We went through undefeated downing Argentina(32-19), Western Samoa (9-3) and then Wales (38-3) in pool play. What followed were two highly memorable finals. The first, a famous last minute win v Ireland (19-18), was followed by a brilliant performance v the All Blacks (16-6) including possibly the finest opening half of football a Wallaby team has played prior to or since. Eventually it all culminated in a somewhat underwhelming 12-6 defeat of the Poms in the final. It lacked any of the real drama of the previous two games, but the outcome was deserved for the most consistent team of the tournament.
2011 RWC Learnings:
So what can we take from this tournament? For me it all comes down to team selections. The first thing is that Coach Dwyer knew the team he wanted and made the hard calls to get it. Ditching the experienced guys like Marto, Fitzy and Bird Tynman must have been tough. Bringing in unheralded players like Roebuck and Ego was a massive gamble, but Dwyer knew the game he wanted and what these two could contribute to it.

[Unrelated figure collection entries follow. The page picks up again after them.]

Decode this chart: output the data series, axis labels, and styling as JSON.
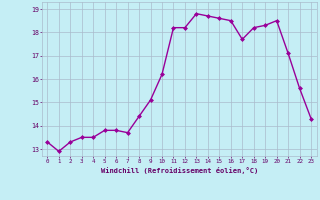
{
  "x": [
    0,
    1,
    2,
    3,
    4,
    5,
    6,
    7,
    8,
    9,
    10,
    11,
    12,
    13,
    14,
    15,
    16,
    17,
    18,
    19,
    20,
    21,
    22,
    23
  ],
  "y": [
    13.3,
    12.9,
    13.3,
    13.5,
    13.5,
    13.8,
    13.8,
    13.7,
    14.4,
    15.1,
    16.2,
    18.2,
    18.2,
    18.8,
    18.7,
    18.6,
    18.5,
    17.7,
    18.2,
    18.3,
    18.5,
    17.1,
    15.6,
    14.3
  ],
  "xlabel": "Windchill (Refroidissement éolien,°C)",
  "ylim": [
    12.7,
    19.3
  ],
  "yticks": [
    13,
    14,
    15,
    16,
    17,
    18,
    19
  ],
  "xticks": [
    0,
    1,
    2,
    3,
    4,
    5,
    6,
    7,
    8,
    9,
    10,
    11,
    12,
    13,
    14,
    15,
    16,
    17,
    18,
    19,
    20,
    21,
    22,
    23
  ],
  "line_color": "#990099",
  "marker_color": "#990099",
  "background_color": "#c5eef5",
  "grid_color": "#aabbcc",
  "xlabel_color": "#660066",
  "tick_color": "#660066",
  "marker": "D",
  "markersize": 2.0,
  "linewidth": 1.0
}
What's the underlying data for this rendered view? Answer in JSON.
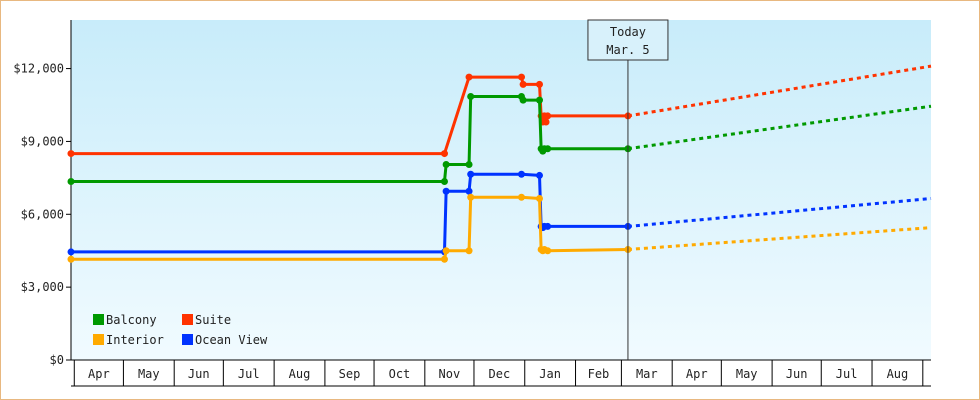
{
  "chart_data": {
    "type": "line",
    "title": "",
    "xlabel": "",
    "ylabel": "",
    "ylim": [
      0,
      14000
    ],
    "y_ticks": [
      0,
      3000,
      6000,
      9000,
      12000
    ],
    "y_tick_labels": [
      "$0",
      "$3,000",
      "$6,000",
      "$9,000",
      "$12,000"
    ],
    "x_range": [
      "2021-03-30",
      "2022-09-06"
    ],
    "month_labels": [
      {
        "label": "Apr",
        "start": "2021-04-01"
      },
      {
        "label": "May",
        "start": "2021-05-01"
      },
      {
        "label": "Jun",
        "start": "2021-06-01"
      },
      {
        "label": "Jul",
        "start": "2021-07-01"
      },
      {
        "label": "Aug",
        "start": "2021-08-01"
      },
      {
        "label": "Sep",
        "start": "2021-09-01"
      },
      {
        "label": "Oct",
        "start": "2021-10-01"
      },
      {
        "label": "Nov",
        "start": "2021-11-01"
      },
      {
        "label": "Dec",
        "start": "2021-12-01"
      },
      {
        "label": "Jan",
        "start": "2022-01-01"
      },
      {
        "label": "Feb",
        "start": "2022-02-01"
      },
      {
        "label": "Mar",
        "start": "2022-03-01"
      },
      {
        "label": "Apr",
        "start": "2022-04-01"
      },
      {
        "label": "May",
        "start": "2022-05-01"
      },
      {
        "label": "Jun",
        "start": "2022-06-01"
      },
      {
        "label": "Jul",
        "start": "2022-07-01"
      },
      {
        "label": "Aug",
        "start": "2022-08-01"
      },
      {
        "label": "",
        "start": "2022-09-01"
      }
    ],
    "today": {
      "line1": "Today",
      "line2": "Mar. 5",
      "date": "2022-03-05"
    },
    "grid": false,
    "legend_position": "bottom-left",
    "series": [
      {
        "name": "Suite",
        "color": "#ff3300",
        "points": [
          [
            "2021-03-30",
            8500
          ],
          [
            "2021-11-13",
            8500
          ],
          [
            "2021-11-28",
            11650
          ],
          [
            "2021-12-30",
            11650
          ],
          [
            "2021-12-31",
            11350
          ],
          [
            "2022-01-10",
            11350
          ],
          [
            "2022-01-11",
            10050
          ],
          [
            "2022-01-12",
            9800
          ],
          [
            "2022-01-13",
            10050
          ],
          [
            "2022-01-14",
            9800
          ],
          [
            "2022-01-15",
            10050
          ],
          [
            "2022-03-05",
            10050
          ]
        ],
        "forecast": [
          [
            "2022-03-05",
            10050
          ],
          [
            "2022-09-06",
            12100
          ]
        ]
      },
      {
        "name": "Balcony",
        "color": "#009900",
        "points": [
          [
            "2021-03-30",
            7350
          ],
          [
            "2021-11-13",
            7350
          ],
          [
            "2021-11-14",
            8050
          ],
          [
            "2021-11-28",
            8050
          ],
          [
            "2021-11-29",
            10850
          ],
          [
            "2021-12-30",
            10850
          ],
          [
            "2021-12-31",
            10700
          ],
          [
            "2022-01-10",
            10700
          ],
          [
            "2022-01-11",
            8700
          ],
          [
            "2022-01-12",
            8600
          ],
          [
            "2022-01-13",
            8700
          ],
          [
            "2022-01-15",
            8700
          ],
          [
            "2022-03-05",
            8700
          ]
        ],
        "forecast": [
          [
            "2022-03-05",
            8700
          ],
          [
            "2022-09-06",
            10450
          ]
        ]
      },
      {
        "name": "Ocean View",
        "color": "#0033ff",
        "points": [
          [
            "2021-03-30",
            4450
          ],
          [
            "2021-11-13",
            4450
          ],
          [
            "2021-11-14",
            6950
          ],
          [
            "2021-11-28",
            6950
          ],
          [
            "2021-11-29",
            7650
          ],
          [
            "2021-12-30",
            7650
          ],
          [
            "2022-01-10",
            7600
          ],
          [
            "2022-01-11",
            5500
          ],
          [
            "2022-01-12",
            5450
          ],
          [
            "2022-01-13",
            5500
          ],
          [
            "2022-01-15",
            5500
          ],
          [
            "2022-03-05",
            5500
          ]
        ],
        "forecast": [
          [
            "2022-03-05",
            5500
          ],
          [
            "2022-09-06",
            6650
          ]
        ]
      },
      {
        "name": "Interior",
        "color": "#ffaa00",
        "points": [
          [
            "2021-03-30",
            4150
          ],
          [
            "2021-11-13",
            4150
          ],
          [
            "2021-11-14",
            4500
          ],
          [
            "2021-11-28",
            4500
          ],
          [
            "2021-11-29",
            6700
          ],
          [
            "2021-12-30",
            6700
          ],
          [
            "2022-01-10",
            6650
          ],
          [
            "2022-01-11",
            4550
          ],
          [
            "2022-01-12",
            4500
          ],
          [
            "2022-01-13",
            4550
          ],
          [
            "2022-01-15",
            4500
          ],
          [
            "2022-03-05",
            4550
          ]
        ],
        "forecast": [
          [
            "2022-03-05",
            4550
          ],
          [
            "2022-09-06",
            5450
          ]
        ]
      }
    ],
    "legend_order": [
      "Balcony",
      "Suite",
      "Interior",
      "Ocean View"
    ]
  }
}
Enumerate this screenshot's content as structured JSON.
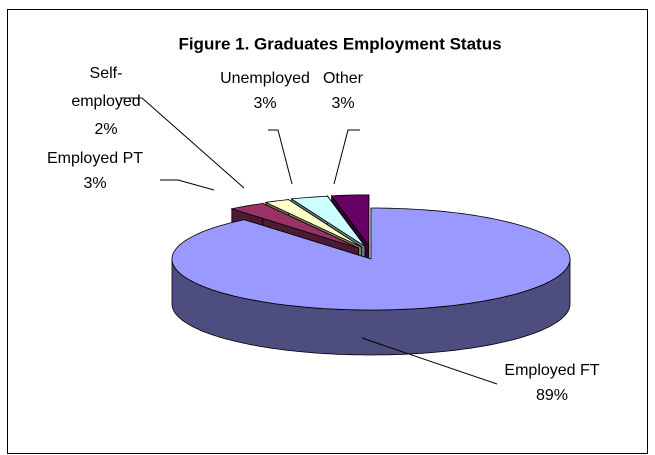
{
  "chart_data": {
    "type": "pie",
    "title": "Figure 1. Graduates Employment Status",
    "categories": [
      "Employed FT",
      "Employed PT",
      "Self-employed",
      "Unemployed",
      "Other"
    ],
    "values": [
      89,
      3,
      2,
      3,
      3
    ],
    "value_labels": [
      "89%",
      "3%",
      "2%",
      "3%",
      "3%"
    ],
    "colors": [
      "#9999ff",
      "#993366",
      "#ffffcc",
      "#ccffff",
      "#660066"
    ],
    "three_d": true
  }
}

The other thing that Bob used well was provincial combinations. He had two ready made combos in the now settled front row of Daly, Kearns and McKenzie of NSW and also in the centres with the QLD duo of Horan and Little. Around it he added a back three from NSW with Roebuck, Ego and Campo, a QLD lock combination in Eales and McCall and then a NSW back row through Poido, Willie O and Gav (eventually to be replaced by QLDer Troy Coker). What helped was that Rod McQueen had coached the Waratahs to an undefeated 1991 season whilst John Connolly had the QLDers playing winning footy as well.
Finally Dwyer knew he had a good thing and he stuck to it. If you take away the Western Samoa test, in which there were a number of changes, Dwyer only started 18 different players across the nine tests that year. Two of those were due to injuries to Tim Gavin and Nick Farr-Jones. The other was the aforementioned Miller-Poido rotation.
What Robbie Deans needs to work out is how he wants to play the game. Contrary to some beliefs, Australia DOES have the depth of players (when fully fit) to enable the coach to select players to his game plan, rather than the other way around. So do we want the flighty runners in the backs and the forwards to be the ball runners? Pick the team now and stick to it. Ditch the dead weight and do it. Or do we need a purely set piece pack with a hard running back line. Make the call Robbie and then pick the team. There’s still time.
As for combinations, well unfortunately for Robbie injury has limited his ability to do that. But he had his chance earlier. There was a very strong case for picking Anthony Faingaa outside Quade Cooper because of the successful combination they’d formed at the Reds. Likewise a lock combination of Kane Douglas and Dean Mumm would not look out of place in the Wallabies. The Force had one of the most effective back rows in the comp, so why not reward Brown, Hodgson and Pocock en masse?
But finally, and I think this is perhaps the most valid point, is stop building depth. Dwyer found his team and stuck with it for pretty much the entirety of the 1991 RWC. If they are our best team, back them to play out the tournament, allow them to keep their combinations going and let them play. We don’t need 30 world class players to win the World Cup. We need 15. Ok maybe 22. But it really doesn’t matter that Salesi Ma’afu has played a season of test match footy this year, if we know Al Baxter is available and a better option. Professional footy now is obviously a lot different to how it was played in the amateur days of the early 90s. But continuity of team selection is a valuable tool that is too often overlooked.